利妥昔单抗、环磷酰胺、多柔比星、长春新碱、泼尼松(R-CHOP)疗法是新诊断的弥漫性大B细胞淋巴瘤(DLBCL)患者的标准治疗方案。然而,毒性数据的详细描述有限,且尚未按年龄进行研究。我们试图研究癌症与白血病B组(CALGB)50303试验中接受R-CHOP治疗的患者的不良事件数据,以确定3级及以上毒性在不同年龄组或东部肿瘤协作组(ECOG)体能状态(PS)之间是否存在差异,以及年龄组或毒性发生情况是否会影响治疗结果。
CALGB 50303是一项针对既往未治疗的DLBCL患者的组间III期研究,R-CHOP是试验组之一。在该试验中235例可评估、看似健康且接受R-CHOP治疗的患者亚组中,收集并分析了按治疗组划分的3级及以上血液学和非血液学毒性发生情况的数据,以及方案治疗的完成情况、总缓解率(ORR)和生存结果参数,用于联盟A151930研究。

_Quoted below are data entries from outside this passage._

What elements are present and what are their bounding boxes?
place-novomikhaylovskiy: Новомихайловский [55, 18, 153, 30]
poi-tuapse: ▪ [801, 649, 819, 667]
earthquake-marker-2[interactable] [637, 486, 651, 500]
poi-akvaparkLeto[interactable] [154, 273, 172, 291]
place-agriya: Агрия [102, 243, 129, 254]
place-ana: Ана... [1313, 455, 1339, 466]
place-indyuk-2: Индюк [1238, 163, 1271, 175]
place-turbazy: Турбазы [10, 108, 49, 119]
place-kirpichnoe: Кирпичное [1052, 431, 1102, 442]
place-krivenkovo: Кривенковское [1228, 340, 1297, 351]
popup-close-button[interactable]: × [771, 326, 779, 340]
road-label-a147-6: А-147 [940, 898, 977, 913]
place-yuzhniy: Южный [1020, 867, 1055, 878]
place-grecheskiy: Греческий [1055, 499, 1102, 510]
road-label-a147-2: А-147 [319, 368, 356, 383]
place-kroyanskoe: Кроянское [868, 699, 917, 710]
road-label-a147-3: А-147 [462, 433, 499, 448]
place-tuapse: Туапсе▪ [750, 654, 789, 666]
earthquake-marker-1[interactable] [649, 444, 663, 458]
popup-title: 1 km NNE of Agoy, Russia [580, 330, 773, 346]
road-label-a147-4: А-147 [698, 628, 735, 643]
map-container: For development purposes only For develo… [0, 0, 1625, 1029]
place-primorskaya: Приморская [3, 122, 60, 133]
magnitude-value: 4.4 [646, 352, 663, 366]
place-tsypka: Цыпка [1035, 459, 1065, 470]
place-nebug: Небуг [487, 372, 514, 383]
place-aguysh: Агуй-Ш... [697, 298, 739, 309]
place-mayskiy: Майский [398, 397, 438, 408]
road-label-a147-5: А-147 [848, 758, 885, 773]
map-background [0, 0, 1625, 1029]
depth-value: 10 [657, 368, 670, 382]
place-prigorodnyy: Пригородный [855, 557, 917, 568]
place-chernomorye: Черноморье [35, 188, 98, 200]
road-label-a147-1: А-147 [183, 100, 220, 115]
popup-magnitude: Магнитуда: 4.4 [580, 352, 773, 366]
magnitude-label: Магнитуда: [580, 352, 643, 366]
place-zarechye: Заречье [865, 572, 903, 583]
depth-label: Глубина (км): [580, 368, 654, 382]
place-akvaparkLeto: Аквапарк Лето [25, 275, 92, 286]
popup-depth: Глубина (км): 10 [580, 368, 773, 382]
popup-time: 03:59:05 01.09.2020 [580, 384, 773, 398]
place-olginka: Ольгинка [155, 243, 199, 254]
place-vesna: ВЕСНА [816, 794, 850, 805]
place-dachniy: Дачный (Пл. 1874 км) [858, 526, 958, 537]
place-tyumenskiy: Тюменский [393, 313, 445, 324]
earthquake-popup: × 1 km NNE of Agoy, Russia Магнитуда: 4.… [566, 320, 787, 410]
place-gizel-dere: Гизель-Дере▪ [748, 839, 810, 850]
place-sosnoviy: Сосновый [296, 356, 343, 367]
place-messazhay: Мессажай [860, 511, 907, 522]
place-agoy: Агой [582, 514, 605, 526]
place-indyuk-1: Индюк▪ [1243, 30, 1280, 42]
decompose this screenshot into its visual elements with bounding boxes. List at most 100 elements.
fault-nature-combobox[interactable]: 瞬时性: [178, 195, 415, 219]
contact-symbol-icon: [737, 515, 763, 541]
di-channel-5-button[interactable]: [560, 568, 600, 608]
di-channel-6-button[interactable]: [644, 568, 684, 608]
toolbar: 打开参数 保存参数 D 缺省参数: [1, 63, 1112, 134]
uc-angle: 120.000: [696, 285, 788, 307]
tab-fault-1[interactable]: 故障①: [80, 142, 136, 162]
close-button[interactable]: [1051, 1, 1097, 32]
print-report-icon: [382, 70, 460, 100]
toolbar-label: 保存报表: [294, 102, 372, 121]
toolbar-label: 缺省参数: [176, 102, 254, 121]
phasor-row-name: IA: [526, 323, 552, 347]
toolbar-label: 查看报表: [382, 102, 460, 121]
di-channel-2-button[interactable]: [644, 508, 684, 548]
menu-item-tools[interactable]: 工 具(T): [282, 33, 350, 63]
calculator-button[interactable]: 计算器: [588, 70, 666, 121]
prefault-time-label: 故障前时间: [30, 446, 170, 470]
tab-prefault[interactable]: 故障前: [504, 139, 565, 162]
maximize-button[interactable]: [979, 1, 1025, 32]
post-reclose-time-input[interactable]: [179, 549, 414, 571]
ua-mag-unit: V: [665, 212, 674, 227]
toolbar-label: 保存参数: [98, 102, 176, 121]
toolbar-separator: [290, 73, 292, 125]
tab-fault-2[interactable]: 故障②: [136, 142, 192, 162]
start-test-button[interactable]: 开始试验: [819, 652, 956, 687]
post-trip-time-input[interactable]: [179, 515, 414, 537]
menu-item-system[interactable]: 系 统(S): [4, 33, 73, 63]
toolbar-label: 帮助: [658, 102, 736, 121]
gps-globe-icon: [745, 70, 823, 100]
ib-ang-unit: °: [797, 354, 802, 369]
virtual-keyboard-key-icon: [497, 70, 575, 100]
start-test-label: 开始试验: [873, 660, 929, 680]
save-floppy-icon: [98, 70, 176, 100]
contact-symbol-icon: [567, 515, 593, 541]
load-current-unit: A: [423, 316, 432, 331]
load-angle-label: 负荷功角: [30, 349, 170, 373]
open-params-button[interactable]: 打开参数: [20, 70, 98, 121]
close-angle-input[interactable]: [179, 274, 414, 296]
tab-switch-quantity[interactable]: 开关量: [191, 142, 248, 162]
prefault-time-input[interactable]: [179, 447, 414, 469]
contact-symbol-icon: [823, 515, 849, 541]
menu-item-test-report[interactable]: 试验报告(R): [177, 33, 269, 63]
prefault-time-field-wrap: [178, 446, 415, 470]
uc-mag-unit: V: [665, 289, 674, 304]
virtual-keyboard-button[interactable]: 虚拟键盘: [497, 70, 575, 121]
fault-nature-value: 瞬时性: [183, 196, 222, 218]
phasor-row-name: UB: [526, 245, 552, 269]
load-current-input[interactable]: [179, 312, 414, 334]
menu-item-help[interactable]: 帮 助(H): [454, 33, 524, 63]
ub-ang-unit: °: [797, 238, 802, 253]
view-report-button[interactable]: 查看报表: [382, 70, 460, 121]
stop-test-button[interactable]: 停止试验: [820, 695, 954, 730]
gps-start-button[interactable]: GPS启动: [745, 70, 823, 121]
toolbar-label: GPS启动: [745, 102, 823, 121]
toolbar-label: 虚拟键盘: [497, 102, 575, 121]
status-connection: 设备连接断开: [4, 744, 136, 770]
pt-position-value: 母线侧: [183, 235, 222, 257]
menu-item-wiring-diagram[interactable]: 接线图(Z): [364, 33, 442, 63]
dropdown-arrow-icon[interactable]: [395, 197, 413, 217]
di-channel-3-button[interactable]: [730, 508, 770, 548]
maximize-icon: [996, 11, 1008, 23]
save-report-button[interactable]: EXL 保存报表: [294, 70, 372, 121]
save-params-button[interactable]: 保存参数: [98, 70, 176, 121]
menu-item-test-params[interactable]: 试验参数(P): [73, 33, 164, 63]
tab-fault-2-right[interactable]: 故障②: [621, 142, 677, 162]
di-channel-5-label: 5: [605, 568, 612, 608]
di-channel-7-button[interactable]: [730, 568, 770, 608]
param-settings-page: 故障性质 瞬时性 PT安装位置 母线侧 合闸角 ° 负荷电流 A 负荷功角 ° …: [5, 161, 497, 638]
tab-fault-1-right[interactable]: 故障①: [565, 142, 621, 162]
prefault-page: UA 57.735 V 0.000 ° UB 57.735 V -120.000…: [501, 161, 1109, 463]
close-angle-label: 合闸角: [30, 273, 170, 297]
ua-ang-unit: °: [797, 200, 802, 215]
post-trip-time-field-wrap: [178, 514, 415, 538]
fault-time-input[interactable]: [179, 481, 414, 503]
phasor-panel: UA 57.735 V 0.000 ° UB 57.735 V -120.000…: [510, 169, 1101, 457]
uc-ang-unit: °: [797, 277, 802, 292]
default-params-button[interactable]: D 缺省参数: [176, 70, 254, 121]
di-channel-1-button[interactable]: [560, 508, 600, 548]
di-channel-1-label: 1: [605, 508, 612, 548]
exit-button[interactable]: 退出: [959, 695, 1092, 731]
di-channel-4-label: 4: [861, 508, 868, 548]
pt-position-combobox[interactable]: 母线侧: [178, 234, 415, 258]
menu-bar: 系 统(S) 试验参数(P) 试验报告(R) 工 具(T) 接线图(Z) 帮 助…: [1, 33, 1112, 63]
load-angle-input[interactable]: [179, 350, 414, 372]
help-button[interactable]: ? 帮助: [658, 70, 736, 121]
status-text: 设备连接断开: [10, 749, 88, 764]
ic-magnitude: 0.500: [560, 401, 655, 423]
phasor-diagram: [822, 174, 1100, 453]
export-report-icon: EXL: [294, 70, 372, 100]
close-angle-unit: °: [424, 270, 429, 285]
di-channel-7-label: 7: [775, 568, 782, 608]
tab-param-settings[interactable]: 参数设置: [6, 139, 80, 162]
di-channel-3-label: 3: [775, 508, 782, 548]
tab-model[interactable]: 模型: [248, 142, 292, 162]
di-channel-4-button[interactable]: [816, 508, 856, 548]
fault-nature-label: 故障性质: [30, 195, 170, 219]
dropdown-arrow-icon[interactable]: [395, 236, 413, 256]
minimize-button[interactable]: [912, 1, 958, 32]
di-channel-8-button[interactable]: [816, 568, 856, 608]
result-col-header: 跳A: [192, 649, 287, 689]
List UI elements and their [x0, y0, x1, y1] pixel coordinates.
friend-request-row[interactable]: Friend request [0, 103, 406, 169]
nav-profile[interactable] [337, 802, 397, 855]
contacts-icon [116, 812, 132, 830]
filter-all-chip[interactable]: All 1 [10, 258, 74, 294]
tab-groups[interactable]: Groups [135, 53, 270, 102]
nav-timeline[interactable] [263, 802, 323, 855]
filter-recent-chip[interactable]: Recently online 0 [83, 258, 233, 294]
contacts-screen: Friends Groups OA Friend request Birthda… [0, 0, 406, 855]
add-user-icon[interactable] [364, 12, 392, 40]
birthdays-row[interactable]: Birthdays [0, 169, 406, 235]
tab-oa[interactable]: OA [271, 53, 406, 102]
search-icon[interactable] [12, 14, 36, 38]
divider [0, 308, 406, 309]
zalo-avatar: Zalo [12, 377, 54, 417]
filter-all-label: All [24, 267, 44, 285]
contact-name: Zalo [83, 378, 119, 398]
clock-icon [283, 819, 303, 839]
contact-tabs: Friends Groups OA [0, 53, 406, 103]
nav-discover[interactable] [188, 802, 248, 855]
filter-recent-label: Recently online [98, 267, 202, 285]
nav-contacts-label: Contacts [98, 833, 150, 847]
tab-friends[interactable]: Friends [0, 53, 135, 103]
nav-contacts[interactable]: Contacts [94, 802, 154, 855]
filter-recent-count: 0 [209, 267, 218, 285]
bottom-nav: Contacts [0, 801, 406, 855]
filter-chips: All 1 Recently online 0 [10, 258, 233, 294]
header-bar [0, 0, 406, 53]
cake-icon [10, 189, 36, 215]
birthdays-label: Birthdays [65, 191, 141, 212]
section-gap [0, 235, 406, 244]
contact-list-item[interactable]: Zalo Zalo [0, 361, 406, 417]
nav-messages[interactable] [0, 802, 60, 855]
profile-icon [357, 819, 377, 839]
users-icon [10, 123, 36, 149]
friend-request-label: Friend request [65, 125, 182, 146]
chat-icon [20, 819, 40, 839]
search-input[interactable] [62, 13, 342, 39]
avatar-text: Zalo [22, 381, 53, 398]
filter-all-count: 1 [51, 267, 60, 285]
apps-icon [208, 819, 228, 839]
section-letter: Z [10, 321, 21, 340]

在243例可进行安全性评估的患者中,有235例患者的数据可供进一步分析,即那些在该试验中接受R-CHOP治疗的患者,其中165例年龄<65岁,70例年龄≥65岁。在控制疾病分期和体能状态后,老年组3级及以上非血液学(而非血液学)毒性的发生率有所增加(p<0.001)。与年龄<65岁的患者相比,年龄≥65岁的患者1年和3年总生存期(OS)较差;不同年龄组之间1年或3年无进展生存期(PFS)无差异。
R-CHOP标准一线疗法可有效地应用于老年组。我们发现老年患者有更多的3级及以上非血液学毒性,但血液学毒性无差异。这些数据可用于临床试验和实际临床环境,以识别有风险的DLBCL亚组,针对这些亚组可采取积极措施以确保治疗的完成和临床结果的优化。
美国国立医学图书馆临床试验注册中心标识符:NCT00118209(CALGB 50303)。